The sweetness of precarious happiness

Shocking Paris: Soutine, Chagall and the Outsiders of Montparnasse Stanley Meisler,Palgrave MacMillan 2015, Léon Blum, Prime Minister, Socialist, Zionist,

There is an achingly poignant, telling moment in Shocking Paris, when Gerda Michaelis Groth – a young refugee who had sought sanctuary in France from Germany’s ruling Nazis – recalls the anxious, tense days prior to the outbreak of World War II. 

She and the tempestuous, moody painter Chaim Soutine were in love, living in the idyllic, sylvan splendour far south of Paris near Civry-sur-Surein. Gerda was attempting to restore Soutine to full health from severely debilitating stomach ulcers. Through the powerfully recuperative combination of her tender ministrations, fresh country air and the uncluttered, quiet, calm nature of their lives in the green and gold countryside, Soutine started to heal.

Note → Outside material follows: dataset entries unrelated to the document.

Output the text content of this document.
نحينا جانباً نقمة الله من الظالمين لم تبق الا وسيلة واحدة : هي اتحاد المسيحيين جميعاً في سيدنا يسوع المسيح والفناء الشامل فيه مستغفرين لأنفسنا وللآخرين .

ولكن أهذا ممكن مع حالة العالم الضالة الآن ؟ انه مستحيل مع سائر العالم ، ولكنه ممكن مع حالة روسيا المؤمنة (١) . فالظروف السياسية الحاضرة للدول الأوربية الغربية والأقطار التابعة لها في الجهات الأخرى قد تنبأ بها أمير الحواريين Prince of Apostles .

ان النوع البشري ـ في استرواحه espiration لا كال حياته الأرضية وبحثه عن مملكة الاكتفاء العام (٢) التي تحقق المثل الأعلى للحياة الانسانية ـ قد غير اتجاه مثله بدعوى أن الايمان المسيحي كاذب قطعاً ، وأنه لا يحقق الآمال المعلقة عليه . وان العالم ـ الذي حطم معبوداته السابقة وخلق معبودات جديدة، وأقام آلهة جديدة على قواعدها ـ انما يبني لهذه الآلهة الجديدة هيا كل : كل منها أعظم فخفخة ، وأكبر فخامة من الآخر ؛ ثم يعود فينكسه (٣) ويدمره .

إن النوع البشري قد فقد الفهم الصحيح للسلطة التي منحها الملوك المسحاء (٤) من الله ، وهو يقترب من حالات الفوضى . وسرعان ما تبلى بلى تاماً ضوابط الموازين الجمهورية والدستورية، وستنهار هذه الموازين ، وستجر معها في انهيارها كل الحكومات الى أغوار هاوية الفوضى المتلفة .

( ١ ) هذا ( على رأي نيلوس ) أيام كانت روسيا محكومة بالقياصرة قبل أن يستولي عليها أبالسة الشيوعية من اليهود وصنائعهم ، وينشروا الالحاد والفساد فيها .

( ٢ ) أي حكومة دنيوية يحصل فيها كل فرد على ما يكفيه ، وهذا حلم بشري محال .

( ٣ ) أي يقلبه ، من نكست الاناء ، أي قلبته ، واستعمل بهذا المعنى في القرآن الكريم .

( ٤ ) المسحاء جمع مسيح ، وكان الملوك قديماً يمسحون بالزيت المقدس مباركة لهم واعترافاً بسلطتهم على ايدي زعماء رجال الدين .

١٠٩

“Soutine and I lived from day to day, enjoying the hours that flowed, the pleasure of being together, the sweetness of precarious happiness. [My emphasis] We had willingly abolished our past, and we closed our eyes on the future.”

In this one precious nugget of paradox  – the sweetness of precarious happiness  – Gerda conveys the compressed truth of Stanley Meisler’s book. 

Meisler has written an instructive, thoughtful book about the group of mostly Jewish immigrant artists who moved to Paris in the early decades of the last century. They and their collective works became known as the School of Paris despite the fact, as Meisler writes, “they were not a school or a movement in the usual sense. They did not try to produce a certain kind of art. Nor can an art historian discern one characteristic or another that defined them. They were simply a phenomenon of history.”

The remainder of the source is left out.